Peter Zell und Gaby Hauptmann begrüßen Gäste im Forum am Bahnhof zu einer Fotoausstellung mit Motiven des türkischen Alltags. Foto: Hübner Foto: Schwarzwälder-Bote

Vernissage: Peter Zell präsentiert mit "Tee bei Ahmet" Fotos im Forum Am Bahnhof / Frauen kaum präsent

Einen privaten Blick auf das türkische Alltagsleben gewährt derzeit der aus Allensbach stammende Peter Zell mit seiner Fotoausstellung im Forum Am Bahnhof (FAB).

St. Georgen. Die Bestsellerautorin Gaby Hauptmann las zur Vernissage aus Zells Fotobuch. Das Forum am Bahnhof bieten Raum für lokale Künstler, so Gastgeberin Susanne Wisser. Die Ausstellungen seien ein Gegenpol zur präsentierten Technik.

Auf der Hippieroute nach Afghanistan gereist

Zell sei ein faszinierender Koch, der unglaublich tolle Reisen mache. Sie habe schon manches Mal gebannt zugehört, wenn er davon erzählte. Er sei kein Tourist, sondern wolle Länder und Menschen in ihren Gegebenheiten kennenlernen.

"Warum in diesen Zeiten eine Ausstellung über die Türkei", fragte Zell. "Genau deswegen", so seine Antwort. Seine Liebe zur Türkei habe 1972 auf der Hippieroute nach Afghanistan begonnen. Die Türkei sei sein Lieblings-Reiseland geworden. Der Menschen, der Kultur, der Weite des Landes und des guten Essens wegen. Der Titel der Ausstellung "Tee bei Ahmet" sei Synonym für die türkische Gastfreundschaft.

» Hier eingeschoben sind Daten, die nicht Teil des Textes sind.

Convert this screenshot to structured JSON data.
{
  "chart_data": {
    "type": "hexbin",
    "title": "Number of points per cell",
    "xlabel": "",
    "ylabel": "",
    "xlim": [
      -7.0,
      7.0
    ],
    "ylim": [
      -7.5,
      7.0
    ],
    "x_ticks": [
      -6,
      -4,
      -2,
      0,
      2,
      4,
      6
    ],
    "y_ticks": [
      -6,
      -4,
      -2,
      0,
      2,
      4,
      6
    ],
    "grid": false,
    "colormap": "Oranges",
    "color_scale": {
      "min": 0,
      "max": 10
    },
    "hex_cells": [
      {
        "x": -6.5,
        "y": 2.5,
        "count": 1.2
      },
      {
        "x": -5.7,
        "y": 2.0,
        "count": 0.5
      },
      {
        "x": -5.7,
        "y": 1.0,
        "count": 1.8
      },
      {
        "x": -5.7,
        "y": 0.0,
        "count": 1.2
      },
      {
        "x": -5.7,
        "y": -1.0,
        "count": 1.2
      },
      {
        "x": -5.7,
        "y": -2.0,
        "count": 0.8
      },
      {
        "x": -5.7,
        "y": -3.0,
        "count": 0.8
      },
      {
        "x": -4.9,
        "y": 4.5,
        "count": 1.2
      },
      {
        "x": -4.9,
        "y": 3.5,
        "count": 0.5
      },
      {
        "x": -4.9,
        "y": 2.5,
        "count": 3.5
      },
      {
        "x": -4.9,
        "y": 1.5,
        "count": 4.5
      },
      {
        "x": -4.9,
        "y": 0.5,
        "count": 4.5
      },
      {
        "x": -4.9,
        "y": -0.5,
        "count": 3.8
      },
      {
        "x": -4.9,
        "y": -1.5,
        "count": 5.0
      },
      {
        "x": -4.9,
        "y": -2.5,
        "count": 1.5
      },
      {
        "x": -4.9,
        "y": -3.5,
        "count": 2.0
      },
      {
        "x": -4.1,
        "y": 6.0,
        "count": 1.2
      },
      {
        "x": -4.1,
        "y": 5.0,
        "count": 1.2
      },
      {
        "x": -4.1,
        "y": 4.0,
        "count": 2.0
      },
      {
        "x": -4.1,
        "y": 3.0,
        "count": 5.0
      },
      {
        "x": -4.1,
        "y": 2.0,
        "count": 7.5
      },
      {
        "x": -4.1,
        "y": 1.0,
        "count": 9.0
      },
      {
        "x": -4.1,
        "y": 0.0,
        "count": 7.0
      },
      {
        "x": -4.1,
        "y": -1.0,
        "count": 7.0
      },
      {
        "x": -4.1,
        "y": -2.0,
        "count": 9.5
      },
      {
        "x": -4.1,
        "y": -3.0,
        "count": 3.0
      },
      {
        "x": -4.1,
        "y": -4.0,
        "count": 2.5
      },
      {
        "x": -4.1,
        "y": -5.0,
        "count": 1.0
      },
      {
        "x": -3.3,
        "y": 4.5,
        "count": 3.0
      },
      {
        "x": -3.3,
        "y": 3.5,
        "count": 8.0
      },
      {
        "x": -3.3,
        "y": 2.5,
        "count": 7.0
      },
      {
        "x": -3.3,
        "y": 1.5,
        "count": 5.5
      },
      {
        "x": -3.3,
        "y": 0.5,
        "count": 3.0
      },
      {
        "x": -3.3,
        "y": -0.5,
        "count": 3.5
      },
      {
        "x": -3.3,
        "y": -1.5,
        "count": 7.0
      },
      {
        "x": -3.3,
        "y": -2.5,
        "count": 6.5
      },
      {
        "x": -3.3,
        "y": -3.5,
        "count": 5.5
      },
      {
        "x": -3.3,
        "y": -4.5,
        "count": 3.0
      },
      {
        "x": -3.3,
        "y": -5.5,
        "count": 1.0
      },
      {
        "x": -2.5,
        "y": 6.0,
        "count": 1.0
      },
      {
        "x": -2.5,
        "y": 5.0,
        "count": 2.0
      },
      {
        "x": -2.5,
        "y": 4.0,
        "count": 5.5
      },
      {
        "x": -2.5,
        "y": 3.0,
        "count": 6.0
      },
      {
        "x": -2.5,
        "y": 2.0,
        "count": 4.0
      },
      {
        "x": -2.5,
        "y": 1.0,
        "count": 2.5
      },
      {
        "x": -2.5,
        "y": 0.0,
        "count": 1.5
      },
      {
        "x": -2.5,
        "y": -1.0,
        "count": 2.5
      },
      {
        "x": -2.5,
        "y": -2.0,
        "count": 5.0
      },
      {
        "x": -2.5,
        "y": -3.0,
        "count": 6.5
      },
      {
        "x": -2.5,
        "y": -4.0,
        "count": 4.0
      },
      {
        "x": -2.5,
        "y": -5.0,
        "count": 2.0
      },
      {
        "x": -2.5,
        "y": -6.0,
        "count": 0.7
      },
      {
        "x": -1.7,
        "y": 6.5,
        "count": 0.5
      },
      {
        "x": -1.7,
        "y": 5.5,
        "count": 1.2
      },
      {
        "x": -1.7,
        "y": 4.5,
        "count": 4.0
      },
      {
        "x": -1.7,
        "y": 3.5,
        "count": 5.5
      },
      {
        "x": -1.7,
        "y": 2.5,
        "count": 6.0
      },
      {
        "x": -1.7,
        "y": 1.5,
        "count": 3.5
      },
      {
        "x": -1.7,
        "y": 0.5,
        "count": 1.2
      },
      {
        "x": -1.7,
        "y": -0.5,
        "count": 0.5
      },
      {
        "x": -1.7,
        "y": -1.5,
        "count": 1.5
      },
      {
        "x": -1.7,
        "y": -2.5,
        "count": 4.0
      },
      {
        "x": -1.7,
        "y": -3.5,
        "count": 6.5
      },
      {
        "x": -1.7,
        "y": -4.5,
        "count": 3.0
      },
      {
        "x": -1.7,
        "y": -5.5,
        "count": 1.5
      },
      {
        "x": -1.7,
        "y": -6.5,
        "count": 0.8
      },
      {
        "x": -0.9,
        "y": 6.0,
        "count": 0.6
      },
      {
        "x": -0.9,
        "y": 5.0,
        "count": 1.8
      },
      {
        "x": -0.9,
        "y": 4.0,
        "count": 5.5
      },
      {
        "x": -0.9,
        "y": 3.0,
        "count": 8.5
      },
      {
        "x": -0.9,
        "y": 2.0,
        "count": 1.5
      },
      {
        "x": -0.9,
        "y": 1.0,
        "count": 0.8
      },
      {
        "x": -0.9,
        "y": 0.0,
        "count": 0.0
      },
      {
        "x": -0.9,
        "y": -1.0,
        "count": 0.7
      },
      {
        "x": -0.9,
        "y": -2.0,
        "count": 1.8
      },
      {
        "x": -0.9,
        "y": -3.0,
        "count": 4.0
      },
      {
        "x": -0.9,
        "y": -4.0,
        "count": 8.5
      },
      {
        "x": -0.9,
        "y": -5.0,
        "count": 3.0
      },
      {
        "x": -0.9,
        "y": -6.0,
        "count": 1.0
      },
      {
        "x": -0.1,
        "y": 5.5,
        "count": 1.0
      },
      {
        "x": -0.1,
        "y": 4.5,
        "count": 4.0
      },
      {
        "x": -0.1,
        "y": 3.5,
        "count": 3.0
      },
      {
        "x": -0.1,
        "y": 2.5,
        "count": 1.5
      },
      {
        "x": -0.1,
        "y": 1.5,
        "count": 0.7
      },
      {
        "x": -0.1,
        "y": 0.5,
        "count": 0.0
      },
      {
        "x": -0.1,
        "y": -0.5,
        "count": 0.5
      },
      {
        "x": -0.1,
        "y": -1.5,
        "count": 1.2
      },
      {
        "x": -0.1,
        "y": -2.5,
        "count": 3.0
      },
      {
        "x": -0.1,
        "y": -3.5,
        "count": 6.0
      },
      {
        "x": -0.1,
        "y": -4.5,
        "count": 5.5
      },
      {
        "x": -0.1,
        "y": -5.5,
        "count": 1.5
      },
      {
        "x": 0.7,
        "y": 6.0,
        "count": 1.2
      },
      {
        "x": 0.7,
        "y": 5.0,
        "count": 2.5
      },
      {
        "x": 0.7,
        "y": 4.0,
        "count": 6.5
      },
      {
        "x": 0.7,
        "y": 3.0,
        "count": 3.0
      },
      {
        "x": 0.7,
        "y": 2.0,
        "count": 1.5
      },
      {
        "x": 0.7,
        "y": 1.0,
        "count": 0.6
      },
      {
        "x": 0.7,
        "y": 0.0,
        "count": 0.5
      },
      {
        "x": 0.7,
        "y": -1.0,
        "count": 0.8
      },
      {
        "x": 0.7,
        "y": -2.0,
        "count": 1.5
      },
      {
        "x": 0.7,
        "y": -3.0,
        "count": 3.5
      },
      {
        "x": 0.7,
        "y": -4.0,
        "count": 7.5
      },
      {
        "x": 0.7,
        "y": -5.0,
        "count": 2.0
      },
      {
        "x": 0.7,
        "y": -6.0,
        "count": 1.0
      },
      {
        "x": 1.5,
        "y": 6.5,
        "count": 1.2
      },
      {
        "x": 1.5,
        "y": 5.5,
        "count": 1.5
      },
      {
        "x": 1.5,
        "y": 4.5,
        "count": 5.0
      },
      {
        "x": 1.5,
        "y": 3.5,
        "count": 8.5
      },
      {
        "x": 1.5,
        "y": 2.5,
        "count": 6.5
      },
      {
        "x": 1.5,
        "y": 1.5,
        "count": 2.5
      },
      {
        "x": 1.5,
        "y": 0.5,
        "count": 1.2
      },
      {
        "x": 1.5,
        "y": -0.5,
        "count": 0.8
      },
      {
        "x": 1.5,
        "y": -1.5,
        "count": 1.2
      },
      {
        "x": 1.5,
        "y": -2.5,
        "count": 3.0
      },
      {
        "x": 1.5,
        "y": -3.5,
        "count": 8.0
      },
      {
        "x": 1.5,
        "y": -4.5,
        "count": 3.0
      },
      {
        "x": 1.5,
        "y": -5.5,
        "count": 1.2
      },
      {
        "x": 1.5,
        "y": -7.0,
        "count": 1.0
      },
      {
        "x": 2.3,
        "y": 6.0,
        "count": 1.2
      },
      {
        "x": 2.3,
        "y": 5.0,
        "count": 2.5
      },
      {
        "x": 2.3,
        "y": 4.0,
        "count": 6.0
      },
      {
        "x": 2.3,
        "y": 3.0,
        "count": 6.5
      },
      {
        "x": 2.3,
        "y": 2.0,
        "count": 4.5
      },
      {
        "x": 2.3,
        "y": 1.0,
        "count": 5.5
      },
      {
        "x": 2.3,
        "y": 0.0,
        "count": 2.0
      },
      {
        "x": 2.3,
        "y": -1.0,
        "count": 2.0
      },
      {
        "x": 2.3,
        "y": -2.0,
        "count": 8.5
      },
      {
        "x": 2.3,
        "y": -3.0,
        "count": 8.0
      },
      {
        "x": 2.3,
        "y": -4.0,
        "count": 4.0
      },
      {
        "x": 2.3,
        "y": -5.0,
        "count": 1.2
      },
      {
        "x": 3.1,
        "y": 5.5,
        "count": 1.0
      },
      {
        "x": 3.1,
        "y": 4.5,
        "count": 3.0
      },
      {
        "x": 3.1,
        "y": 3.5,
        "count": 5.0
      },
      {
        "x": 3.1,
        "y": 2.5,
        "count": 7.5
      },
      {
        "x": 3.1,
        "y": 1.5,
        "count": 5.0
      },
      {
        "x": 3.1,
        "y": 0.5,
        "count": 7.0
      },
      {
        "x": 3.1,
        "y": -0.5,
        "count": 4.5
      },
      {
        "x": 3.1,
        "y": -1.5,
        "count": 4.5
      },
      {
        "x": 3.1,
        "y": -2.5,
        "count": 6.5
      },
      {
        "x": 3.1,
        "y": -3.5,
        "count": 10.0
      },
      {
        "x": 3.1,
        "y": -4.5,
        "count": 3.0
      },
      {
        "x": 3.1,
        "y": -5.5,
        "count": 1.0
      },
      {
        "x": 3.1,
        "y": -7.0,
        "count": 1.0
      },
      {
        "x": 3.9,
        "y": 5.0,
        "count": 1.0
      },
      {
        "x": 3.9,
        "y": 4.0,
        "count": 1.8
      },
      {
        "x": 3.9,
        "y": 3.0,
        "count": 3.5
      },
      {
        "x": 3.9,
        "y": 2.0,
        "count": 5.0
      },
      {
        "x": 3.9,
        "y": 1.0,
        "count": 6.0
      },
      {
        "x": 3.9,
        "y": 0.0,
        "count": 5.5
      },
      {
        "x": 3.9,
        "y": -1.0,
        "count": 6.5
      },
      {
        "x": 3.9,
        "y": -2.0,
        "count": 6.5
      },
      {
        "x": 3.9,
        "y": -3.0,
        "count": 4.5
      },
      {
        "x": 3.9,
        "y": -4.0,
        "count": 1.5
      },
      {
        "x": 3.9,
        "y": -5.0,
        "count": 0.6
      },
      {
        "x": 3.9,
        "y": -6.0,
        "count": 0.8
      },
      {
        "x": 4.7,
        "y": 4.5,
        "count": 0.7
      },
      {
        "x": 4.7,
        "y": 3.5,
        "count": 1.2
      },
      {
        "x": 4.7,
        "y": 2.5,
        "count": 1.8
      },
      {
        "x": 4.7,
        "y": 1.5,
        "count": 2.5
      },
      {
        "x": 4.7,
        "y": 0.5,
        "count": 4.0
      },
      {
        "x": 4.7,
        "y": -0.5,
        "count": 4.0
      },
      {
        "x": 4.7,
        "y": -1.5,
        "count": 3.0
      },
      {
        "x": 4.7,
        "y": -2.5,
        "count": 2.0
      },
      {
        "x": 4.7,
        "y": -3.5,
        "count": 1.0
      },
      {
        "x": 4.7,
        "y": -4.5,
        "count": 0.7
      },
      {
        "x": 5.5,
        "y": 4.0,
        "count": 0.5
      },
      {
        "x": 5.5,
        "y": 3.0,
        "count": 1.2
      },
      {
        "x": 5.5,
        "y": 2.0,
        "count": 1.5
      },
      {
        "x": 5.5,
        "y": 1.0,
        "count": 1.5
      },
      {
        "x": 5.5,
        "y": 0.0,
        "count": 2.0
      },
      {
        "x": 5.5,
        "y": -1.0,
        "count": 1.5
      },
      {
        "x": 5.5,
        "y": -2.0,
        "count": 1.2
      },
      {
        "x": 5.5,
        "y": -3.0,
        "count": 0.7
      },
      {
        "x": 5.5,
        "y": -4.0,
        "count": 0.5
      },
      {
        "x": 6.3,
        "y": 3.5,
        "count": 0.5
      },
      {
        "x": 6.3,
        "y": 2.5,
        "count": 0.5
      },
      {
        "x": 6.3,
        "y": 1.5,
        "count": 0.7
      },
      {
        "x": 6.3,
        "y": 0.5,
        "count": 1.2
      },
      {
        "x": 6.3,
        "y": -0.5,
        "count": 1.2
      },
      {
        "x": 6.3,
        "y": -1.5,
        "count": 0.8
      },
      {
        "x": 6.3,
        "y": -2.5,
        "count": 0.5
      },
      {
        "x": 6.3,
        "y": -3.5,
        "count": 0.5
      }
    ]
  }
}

Der Bildband zeige Fotos, die vor 16 Jahren in Anatolien entstanden und das Leben hinter den Urlaubsküsten zeigten. Nicht konservierend, sondern dokumentierend, nicht die Rückständigkeit der Türkei, sondern ihren authentischen Teil, der dem Tourist verborgen bleibe. Er spare die Härte und Einfachheit des Lebens nicht aus. Wohltuend seien das Zusammenleben der Generationen und die solidarische Gemeinschaft von Familien und Frauen. Dieses Bündnis sei aber brüchig geworden.

Die Türkei habe sich dank der nach Westen orientierten Politik zu einem modernen Staat entwickelt. Rechtsstaatlichkeit und Pressefreiheit stünden aber inzwischen auf dem Spiel. Das spüre ein Tourist so gut wie nicht. Man werde freudig willkommen geheißen und zuvorkommend empfangen. Er könne nur zum Urlaub in der Türkei ermutigen. Das Land sei ein Traum. Größte Verlierer seien derzeit kleine Hoteliers, ihre Zulieferer, Handwerker und Bauern.

Die Fotos seien eine Liebeserklärung an eine Kulturlandschaft die noch nicht von der Moderne verschluckt sei, die es so vielleicht aber bald nicht mehr gebe. Aus täglichen kleinen Erlebnissen seien Freundschaften und Gespräche entstanden. Deshalb seien türkische Weisheiten Teil der Ausstellung.

Hauptmann las einen Text aus Zells Fotobuch mit dem Titel "Dem Schicksal einen Tag klauen" vor. Beschrieben wurde der Alltag in einem Teehaus. Das sei Vermittlungsbüro und Nachrichtenbörse und unverzichtbare Einrichtung für türkische Männer. Diese Tradition habe schon im 16. Jahrhundert begonnen. Kennzeichnend sei die völlige Abwesenheit von Frauen. Die träfen sich in einem Teegarten oder einer Bäckerei. Männer seien dort allein oft unerwünscht.

Üblich für die Türkei seien sonntägliche, lautstarke Picknicks mit "Kind, Kegel und Nachbarn". Für Belustigung sorgte ein kurzer Text bei dem, zum Verdruss von Zells Ehefrau Heidi, ein romantischer Sonnenuntergang zu einer Fotosession mutierte.

Die Fotos sind voraussichtlich bis Juni 2018 im Forum am Bahnhof zu sehen.